JAKARTA, KOMPAS.com - Menteri Pertanian Amran Sulaiman menumpahkan kekesalannya terhadap sindiran kepada Kementan, Dinas Pertanian, Kementerian Perdagangan, hingga Bulog karena dianggap tak bisa menjaga harga pangan. Padahal menurut dia, secara keseluruhan harga pangan masih di tingkat aman.

Dari 460 komoditas, memang beberapa di antaranya sempat mengalami kenaikan harga saat momentum hari raya keagamaan dan bisa segera diantisipasi. Sementara komoditas lainnya masih aman, produksinya cukup dan harga stabil.
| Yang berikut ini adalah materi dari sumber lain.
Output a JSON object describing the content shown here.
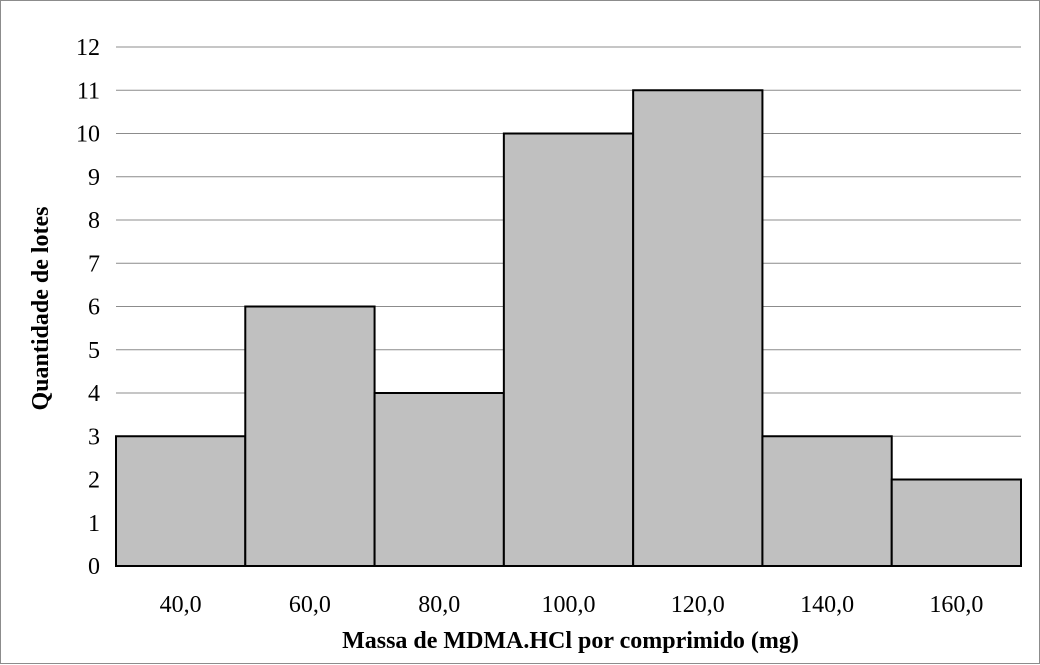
{
  "chart_data": {
    "type": "bar",
    "subtype": "histogram",
    "title": "",
    "xlabel": "Massa de MDMA.HCl por comprimido (mg)",
    "ylabel": "Quantidade de lotes",
    "categories": [
      "40,0",
      "60,0",
      "80,0",
      "100,0",
      "120,0",
      "140,0",
      "160,0"
    ],
    "values": [
      3,
      6,
      4,
      10,
      11,
      3,
      2
    ],
    "ylim": [
      0,
      12
    ],
    "yticks": [
      "0",
      "1",
      "2",
      "3",
      "4",
      "5",
      "6",
      "7",
      "8",
      "9",
      "10",
      "11",
      "12"
    ],
    "grid": true,
    "legend": "none",
    "colors": {
      "bar_fill": "#c0c0c0",
      "bar_stroke": "#000000",
      "grid": "#8c8c8c"
    }
  }
}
"Satu bermasalah, kita dihujat. Harga naik dihujat, harga turun dihujat. Kami minum pil sabar," kata Amran dalam Rakernas Kementan di Jakarta, Senin (14/1/2019).

Amran lantas menunjukkan angka inflasi bahan makanan yang turun signifikan sejak 2014 ke 2017. Pada 2014, inflasi bahan makanan sebesar 10,5 persen. Sementara pada 2017, inflasinya mrnyentuh 1,26 persen.

"Menurunkan angka 0,5 persen saja begitu sulit, ini turun 88 persen inflasi pangannya," ujar Amran

Amran mengatakan, hal tersebut menunjukkan produksi pangan oleh petani dan peternak meningkat.

"Ini data BPS. Tidak bisa dibantah siapapun," lanjut Amran.

Salah satu penyebab turunnya inflasi bahan makanan karena dibangunnya infrastruktur seperti jalan desa sepanjang 191.600 kilometer dan jembatan dengan total panjang 1.140 kilometer. Amran meminta, siapapun Menteri Pertanian yang akan menggantikan dirinya tahun ini, hatus bisa mempertahankan angka inflasi di bawah 2 persen.

"Kalau turun bisa jadi minus. Kalau naik, jangan lagi ini titik ideal, kita menempatkan inflasi oangan di posisi terbaik," kata Amran.